There was a red-breasted nuthatch, tiny and adorable in a little badger mask.  I’d never seen one before.

And then in swooped a small hawk, who perched on the pile of sticks, right in the middle of everything.Instant ghost town.

It’s a tough life being  a hawk.  You show up to hang out and everyone leaves.

She patiently sat around.  I took pictures, looked her up in the bird book. A juvenile sharp-shinned hawk, I think (feeds on song birds).  So small.  She stayed.  No one else moved.On the small bird feeder, one chickadee stayed motionless, locked on the raptor.  Many minutes passed.On her usual perch, the squirrel was also stock still, staring at the little hawk.

Finally, she swooped away, and the raucous bird shouting and activity resumed.  The chickadees recovered first.

I’ve been using the “roofs” of the beehives as bird tables, for the wild birds that would rather eat on the ground.  The chickens come moseying along and frustrate them, so they’re happy to use the tables. They’re learning to share.

Chicken play date

Cheeks has been having chaperoned outings.  I carry her out with me and set her down near where I’m working, in the field or the garden, and she moseys around, scratching and eating.

She loves it.  What I expected, was that after a couple of hours, she’d be tired, and willing and ready to be scooped up and carried home for a drink.  I’ve handled her daily for months.  She’s as tame as a chicken could possibly be.No.  Oh, no no no.  No!  Not yet!   Try to grab her and she hits the gas.  Can’t catch me! I’m a wild animal!  She can lead me on a proper merry chase, even with her lame foot.  When you do catch her though, she’s totally fine with being picked up.  The thrill is in the chase.I only look placid.

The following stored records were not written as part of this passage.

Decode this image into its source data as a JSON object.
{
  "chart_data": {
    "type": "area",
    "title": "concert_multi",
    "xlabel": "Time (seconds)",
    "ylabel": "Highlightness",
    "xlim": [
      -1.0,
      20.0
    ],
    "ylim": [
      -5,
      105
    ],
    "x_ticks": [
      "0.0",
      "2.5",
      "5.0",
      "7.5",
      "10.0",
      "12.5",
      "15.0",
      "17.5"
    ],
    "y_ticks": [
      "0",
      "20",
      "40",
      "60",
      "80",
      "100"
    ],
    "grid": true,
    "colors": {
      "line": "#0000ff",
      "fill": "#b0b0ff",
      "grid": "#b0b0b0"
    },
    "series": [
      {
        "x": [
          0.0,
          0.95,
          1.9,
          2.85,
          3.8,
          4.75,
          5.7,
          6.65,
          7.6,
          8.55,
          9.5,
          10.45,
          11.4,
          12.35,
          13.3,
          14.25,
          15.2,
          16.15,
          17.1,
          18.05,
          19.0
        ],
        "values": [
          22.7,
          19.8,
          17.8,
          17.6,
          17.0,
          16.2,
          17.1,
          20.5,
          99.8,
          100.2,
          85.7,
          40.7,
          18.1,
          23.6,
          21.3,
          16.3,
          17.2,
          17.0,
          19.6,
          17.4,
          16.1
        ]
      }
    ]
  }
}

Today she got a supervised date. (A very brief date).  Speed date, even.  The rooster saw her from a distance, and barreled towards her, and saved his dancing for the afterglow.

She’s been looking forward to a date, based on how loud she shouts through the window when the roosters come to the yard.  And she didn’t make him chase.  Now all her gorgeous eggs won’t go to waste, and I’ll get some little Cheekslings.She also got some time with Perchick, which was adorable.  They spent nearly an hour together.  Perchick and Cheeks are the same age, possibly nestmates,and they behaved exactly like they recognized each other and fell in step like old times.